The Heritage Rhode Island Red Site

Brian Thanks for posting the pictures. This will help some of you see the color on these birds. This strain came from Greg Chamness of Illinois. The quesiton I want to ask you readers is do you know anyone who got chicks from Greg this spring.???

I need to try more than just two familys who has this line. We have a start from Flordia of the souther strain of mine. Two males and two females. I hope to get one more male and two pullets this January from Brain in Flordia. My goal is to send some started chicks from Florida to Brian in Kansas who posted these pictures and then this will give him a shot of new blood which he can breed back to the females. If I can get one nice ckl from Fla then mate them to the two or three females in Kansas then take the best male from that hatch and breed that back to the three females again this will bring the cross more to the northern birds. Brian do you see my thinking?

It will take about three years of crossing and breeding back to the family but in three years each strain from Kansas and from Alabama will have a fresh shot of blood which is still pure E W Reese Jr. from Georgia and then we should be off to the races for ten years. We could then in ten or fiveteen years cross another bird a killer back to the strain for fresh blood if we want to.

For you who are not clear about this strain it goes back to 1912.

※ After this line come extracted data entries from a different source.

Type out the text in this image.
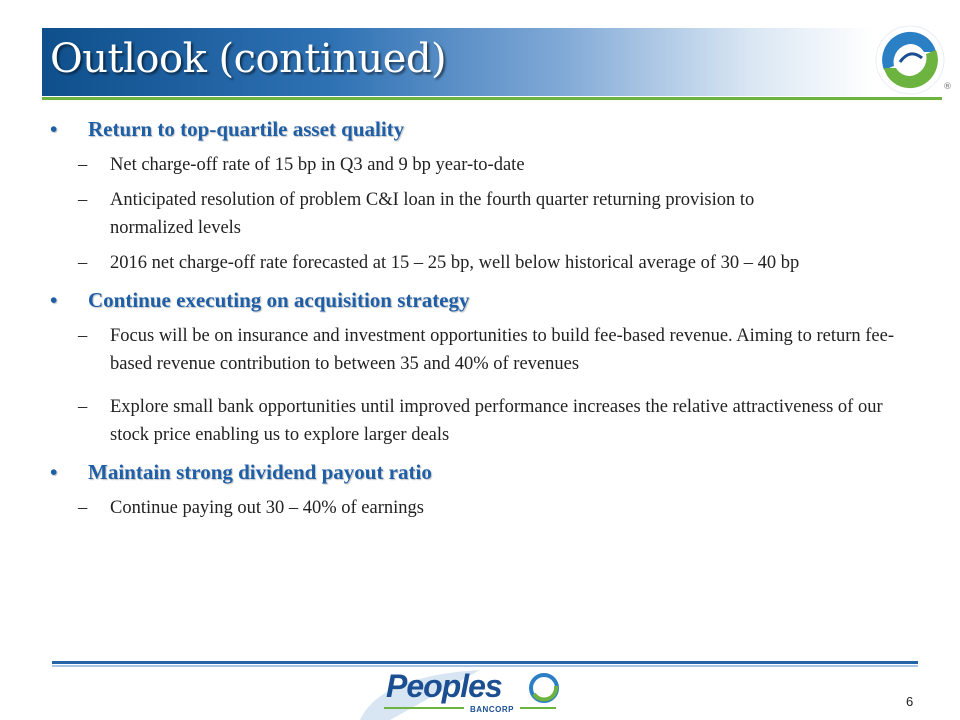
Outlook (continued)
®
• Return to top-quartile asset quality
– Net charge-off rate of 15 bp in Q3 and 9 bp year-to-date
– Anticipated resolution of problem C&I loan in the fourth quarter returning provision to normalized levels
– 2016 net charge-off rate forecasted at 15 – 25 bp, well below historical average of 30 – 40 bp
• Continue executing on acquisition strategy
– Focus will be on insurance and investment opportunities to build fee-based revenue. Aiming to return fee-based revenue contribution to between 35 and 40% of revenues
– Explore small bank opportunities until improved performance increases the relative attractiveness of our stock price enabling us to explore larger deals
• Maintain strong dividend payout ratio
– Continue paying out 30 – 40% of earnings
Peoples
BANCORP
6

Mrs Donald Donaldson from Decatur Georgia got 25 chicks from Owen Farms to get started. She breed these bird very well then in 1929 she bought a male from Maurice Wallace of Canada named Moahawk V for $150. that was a lot of money back in those days. She breed these birds with a cross of a killer best of the year ckl from Harold Thompkins of Mass in 1954. She started Mr. Reese out with Reds in the 1960s and she died in 1967 and he and a friend Buddy Day got all her birds. I got into this 22 years ago with three males and three females. One looks like the female in picture number seven a pullet. I got a six year old hen and she was the foundation of my line and by pushing high egg production and fast feathering I got a great strain in about ten years.

Greg Chamness got chicks from me 12 years ago and bought some birds from a man in Kentucky who got out that I sent him chicks to about the same time.

Then I sent two killer ckls to a junior in Texas and after he got tired of winning throphys and went to looking at girls the parents sold the two ckls to Greg.

Greg then crossed them onto the oldest hens he had which where up to eight years old.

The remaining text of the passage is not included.